Fraude CPF : une première condamnation prononcée
Tracfin, le service de renseignement français chargé de la lutte contre le blanchiment d’argent et la fraude fiscale et sociale avait dénoncé cette escroquerie au CPF en 2021. Une enquête préliminaire avait alors été ouverte.
Après une première audience le 21 juin 2022, le tribunal a rendu son verdict et condamné la société, le 20 septembre dernier pour sa fraude au CPF : elle devra verser plus de 3 millions d’euros à la Caisse des dépôts et consignations, dont 330 000 solidairement avec la dirigeante.

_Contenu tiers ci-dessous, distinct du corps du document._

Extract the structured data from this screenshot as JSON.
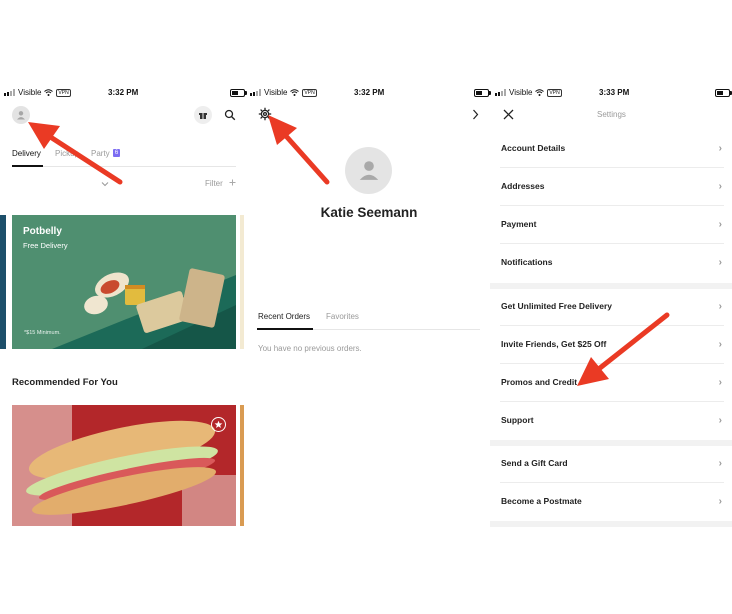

Sur le plan pénal, cette dirigeante écope de trois ans d’emprisonnement avec sursis. À cela s’ajoute l’impossibilité d’exercer une activité de formation pendant cinq ans et de gérer une entreprise pendant dix ans.
Le CPF, « victime » de son succès ?
Depuis la loi du 5 septembre 2018 pour la liberté de choisir son avenir professionnel, faisant passer les droits acquis sur son CPF d’une unité d’heure à une unité en euros, ce sont plus de 2 millions de Français qui se sont inscrits à une formation.
Mais cette récente monétisation a aussi attisé l’appétit des escrocs et les fraudes au CPF n’en finissent plus de se développer : des pratiques commerciales abusives, telles que le démarchage, qui visent « à pousser les individus à acheter des formations contre leur gré », peut-on lire dans la nouvelle proposition de loi déposée par les groupes Démocrate, Renaissance et Horizons.
Une nouvelle proposition de loi qui sonne la fin des fraudes au CPF ?
Dans le cadre du CPF, seuls les organismes agréés pouvaient être référencés jusqu’ici. Ces précautions n’ont pourtant pas empêché le développement d’organismes frauduleux ni les abus et escroqueries via notamment le démarchage. La proposition de loi qui a été examinée en commission le 28 septembre puis en séance le 6 octobre 2022 par l’Assemblée nationale vise donc à durcir la mesure de lutte contre la fraude au CPF.
Le texte propose ainsi d’interdire le démarchage (téléphonique, par SMS ou par courriel) des organismes d’apprentissage « dès lors que ce démarchage n’a pas lieu dans le cadre d’une prestation en cours ». À l’heure actuelle, celui-ci étant autorisé, la fraude doit avoir abouti pour être punie. S’il est adopté, le texte permettra aux autorités compétentes d’intervenir dès l’envoi du message frauduleux. C’est la DGCCRF (Direction générale de la concurrence, de la consommation et de la répression des fraudes) qui sera chargée de veiller au respect de cette nouvelle interdiction.
La proposition de loi renforce également l’échange d’informations entre les services compétents, comme la Caisse des dépôts ou encore la répression des fraudes. Ces acteurs pourront « échanger, spontanément ou sur demande » tous les documents utiles, recueillis dans le cadre de leurs missions. Un volet identique est prévu au bénéfice de Tracfin afin de sécuriser juridiquement ces mises en partage.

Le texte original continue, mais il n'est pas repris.